我们将在 Athena 基础实验室中使用以下数据集。
我们先创建以下四个表:
Saved queries
中已保存了相关的四个SQL语句,打开分别运行它们:
创建csv文件表的SQL如下:
CREATE EXTERNAL TABLE customers_csv (
card_id bigint,
customer_id bigint,
lastname string,
firstname string,
email string,
address string,
birthday string,
country string)
ROW FORMAT DELIMITED
FIELDS TERMINATED BY ','
STORED AS INPUTFORMAT
'org.apache.hadoop.mapred.TextInputFormat'
OUTPUTFORMAT
'org.apache.hadoop.hive.ql.io.HiveIgnoreKeyTextOutputFormat'
LOCATION
's3://athena-workshop-145197526627/basics/csv/customers/'
TBLPROPERTIES (
'areColumnsQuoted'='false',
'classification'='csv',
'columnsOrdered'='true',
'compressionType'='none',
'delimiter'=',',
'skip.header.line.count'='1',
'typeOfData'='file');
CREATE EXTERNAL TABLE sales_csv(
card_id bigint,
customer_id bigint,
price string,
product_id bigint,
timestamp string)
ROW FORMAT DELIMITED
FIELDS TERMINATED BY ','
STORED AS INPUTFORMAT
'org.apache.hadoop.mapred.TextInputFormat'
OUTPUTFORMAT
'org.apache.hadoop.hive.ql.io.HiveIgnoreKeyTextOutputFormat'
LOCATION
's3://athena-workshop-145197526627/basics/csv/sales/'
TBLPROPERTIES (
'areColumnsQuoted'='false',
'classification'='csv',
'columnsOrdered'='true',
'compressionType'='none',
'delimiter'=',',
'skip.header.line.count'='1',
'typeOfData'='file');
其中创建parquet文件的表的语句里面有三个SQL,要先选中Create external table
语句才能运行:
CREATE EXTERNAL TABLE `customers_parquet`(
card_id bigint,
customer_id bigint,
lastname string,
firstname string,
email string,
address string,
birthday string)
PARTITIONED BY (
`country` string)
ROW FORMAT SERDE
'org.apache.hadoop.hive.ql.io.parquet.serde.ParquetHiveSerDe'
STORED AS INPUTFORMAT
'org.apache.hadoop.hive.ql.io.parquet.MapredParquetInputFormat'
OUTPUTFORMAT
'org.apache.hadoop.hive.ql.io.parquet.MapredParquetOutputFormat'
LOCATION
's3://athena-workshop-145197526627/basics/parquet/customers/'
TBLPROPERTIES (
'classification'='parquet',
'compressionType'='none',
'partition_filtering.enabled'='true',
'typeOfData'='file');
MSCK REPAIR TABLE customers_parquet;
SHOW PARTITIONS customers_parquet;
然后选择文本MSCK REPAIR TABLE customers_parquet并单击 RUN
选择文本 SHOW PARTITIONS customers_parquet并单击 RUN :
sales_parquet
表同样如此操作。
通过对数据进行分区,可以限制每个查询扫描的数据量,从而提高性能并降低成本。
可以按任何键对数据进行分区,常见的做法是根据日期或时间对数据进行分区,这通常会导致多级分区方案。

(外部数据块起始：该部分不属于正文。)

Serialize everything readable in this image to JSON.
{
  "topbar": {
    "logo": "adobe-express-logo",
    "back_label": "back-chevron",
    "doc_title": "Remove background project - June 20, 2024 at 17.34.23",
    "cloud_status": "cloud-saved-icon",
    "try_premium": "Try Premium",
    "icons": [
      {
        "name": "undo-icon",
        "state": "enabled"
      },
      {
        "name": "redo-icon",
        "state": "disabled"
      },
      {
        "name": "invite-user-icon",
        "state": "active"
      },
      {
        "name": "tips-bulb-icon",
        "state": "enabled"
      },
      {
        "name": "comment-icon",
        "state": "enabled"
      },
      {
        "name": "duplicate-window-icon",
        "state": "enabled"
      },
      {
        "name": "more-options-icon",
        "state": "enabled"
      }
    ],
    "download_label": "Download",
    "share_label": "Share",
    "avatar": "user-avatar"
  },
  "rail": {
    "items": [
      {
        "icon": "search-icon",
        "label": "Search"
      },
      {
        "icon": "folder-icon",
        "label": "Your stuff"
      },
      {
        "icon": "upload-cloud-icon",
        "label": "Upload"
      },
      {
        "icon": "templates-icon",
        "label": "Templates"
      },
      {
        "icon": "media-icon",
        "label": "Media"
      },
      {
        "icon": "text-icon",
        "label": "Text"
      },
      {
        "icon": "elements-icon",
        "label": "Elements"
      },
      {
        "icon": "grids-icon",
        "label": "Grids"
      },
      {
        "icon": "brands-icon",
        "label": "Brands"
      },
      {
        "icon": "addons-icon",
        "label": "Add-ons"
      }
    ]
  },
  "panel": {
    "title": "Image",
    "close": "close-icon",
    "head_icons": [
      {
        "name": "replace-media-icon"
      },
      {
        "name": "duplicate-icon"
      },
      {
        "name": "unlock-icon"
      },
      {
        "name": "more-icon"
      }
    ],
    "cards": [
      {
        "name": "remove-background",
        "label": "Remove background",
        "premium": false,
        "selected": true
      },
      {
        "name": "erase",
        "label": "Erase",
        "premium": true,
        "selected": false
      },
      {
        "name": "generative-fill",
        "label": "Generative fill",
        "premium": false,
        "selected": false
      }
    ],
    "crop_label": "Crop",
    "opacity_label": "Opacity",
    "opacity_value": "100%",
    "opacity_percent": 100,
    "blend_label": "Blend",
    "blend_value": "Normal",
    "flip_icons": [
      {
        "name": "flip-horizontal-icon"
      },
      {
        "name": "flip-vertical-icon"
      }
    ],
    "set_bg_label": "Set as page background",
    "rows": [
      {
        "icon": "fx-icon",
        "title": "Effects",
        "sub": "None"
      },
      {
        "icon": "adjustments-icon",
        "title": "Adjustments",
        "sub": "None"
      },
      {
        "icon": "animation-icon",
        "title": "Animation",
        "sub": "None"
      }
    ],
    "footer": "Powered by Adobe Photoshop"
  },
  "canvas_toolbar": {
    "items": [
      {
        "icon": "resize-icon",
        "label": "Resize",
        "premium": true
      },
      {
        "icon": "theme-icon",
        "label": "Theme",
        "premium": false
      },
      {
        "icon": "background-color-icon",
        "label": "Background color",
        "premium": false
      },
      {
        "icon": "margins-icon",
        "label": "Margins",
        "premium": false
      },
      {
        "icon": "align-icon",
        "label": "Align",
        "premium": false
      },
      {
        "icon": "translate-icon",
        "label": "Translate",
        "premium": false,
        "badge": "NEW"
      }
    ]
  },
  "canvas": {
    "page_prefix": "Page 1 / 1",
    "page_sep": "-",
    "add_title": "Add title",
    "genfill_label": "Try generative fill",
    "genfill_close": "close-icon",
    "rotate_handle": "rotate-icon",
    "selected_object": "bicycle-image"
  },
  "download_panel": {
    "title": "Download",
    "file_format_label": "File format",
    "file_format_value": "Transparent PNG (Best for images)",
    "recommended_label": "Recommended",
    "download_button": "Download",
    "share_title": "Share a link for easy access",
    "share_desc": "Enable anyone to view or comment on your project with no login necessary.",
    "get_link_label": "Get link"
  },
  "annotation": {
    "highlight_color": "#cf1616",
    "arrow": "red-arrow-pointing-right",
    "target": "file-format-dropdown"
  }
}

Athena 可以使用 Apache Hive 样式分区,其数据路径包含通过等号连接的键值对(例如,country=us/...
或year=2021/month=01/day=26/...
)。因此,路径包括分区键的名称和每个路径代表的值。要将新的 Hive 分区加载到分区表中,可以使用 MSCK REPAIR TABLE
命令,该命令仅适用于 Hive 样式的分区。
Athena 还可以使用非 Hive 风格的分区方案。例如,CloudTrail 日志和 Kinesis Data Firehose对日期部分使用单独的路径,例如 data/2021/01/26/us/6fc7845e.json
。对于非 Hive 兼容的数据,可以使用 ALTER TABLE ADD PARTITION
手动添加分区。
现在我们已经创建了表,我们将运行一些查询来测试表之间的性能:
SQL内容如下:
/* Lets find the top 10 products for Australia from the CSV table*/
select c.country, s.product_id, count(timestamp) as total_transactions
from customers_csv c join sales_csv s on c.customer_id = s.customer_id
where country ='Australia'
group by c.country,s.product_id
order by 1,3 desc
limit 10;
/* Lets find the top 10 products for Australia from the parquet tables*/
select c.country, s.product_id, count(timestamp) as total_transactions
from customers_parquet c join sales_parquet s on c.customer_id = s.customer_id
where country ='Australia'
group by c.country,s.product_id
order by 1,3 desc
limit 10;
/* Lets find the top 10 biggest spending customers from the sales CSV table */
select customer_id, sum(cast(price as decimal(6,2))) as total_sales
from sales_csv s
group by customer_id
order by 2 desc
limit 10;
/* Lets find the top 10 biggest spending customers from the sales parquet table */
select customer_id, sum(cast(price as decimal(6,2))) as total_sales
from sales_parquet s
group by customer_id
order by 2 desc
limit 10;
通过一次选择一个 SQL 语句块并单击“运行”按钮来按顺序运行查询。在“Query results”部分中,记下“运行时间”和“扫描数据”值:
我们看到,查询 parquet 文件时扫描的数据量少于查询 CSV 文件时的数据量。查询时间parquet更长,是因为数据量太小,当处理具有更多列和行的文件时,parquet通常会更快:
Query | Table | Time Taken | Data Scanned |
---|---|---|---|
Top Ten Products by transaction count in Australia | customers_csv,sales_csv | 1.74 sec | 22.97 MB |
Top Ten Products by transaction count in Australia | customers_parquet,sales_parquet | 3.07 sec | 5.35 MB |
Top Ten Customers By Total Spend | sales_csv | 0.83 sec | 12.46 MB |
Top Ten Customers By Total Spend | sales_parquet | 2.04 sec | 2.14 MB |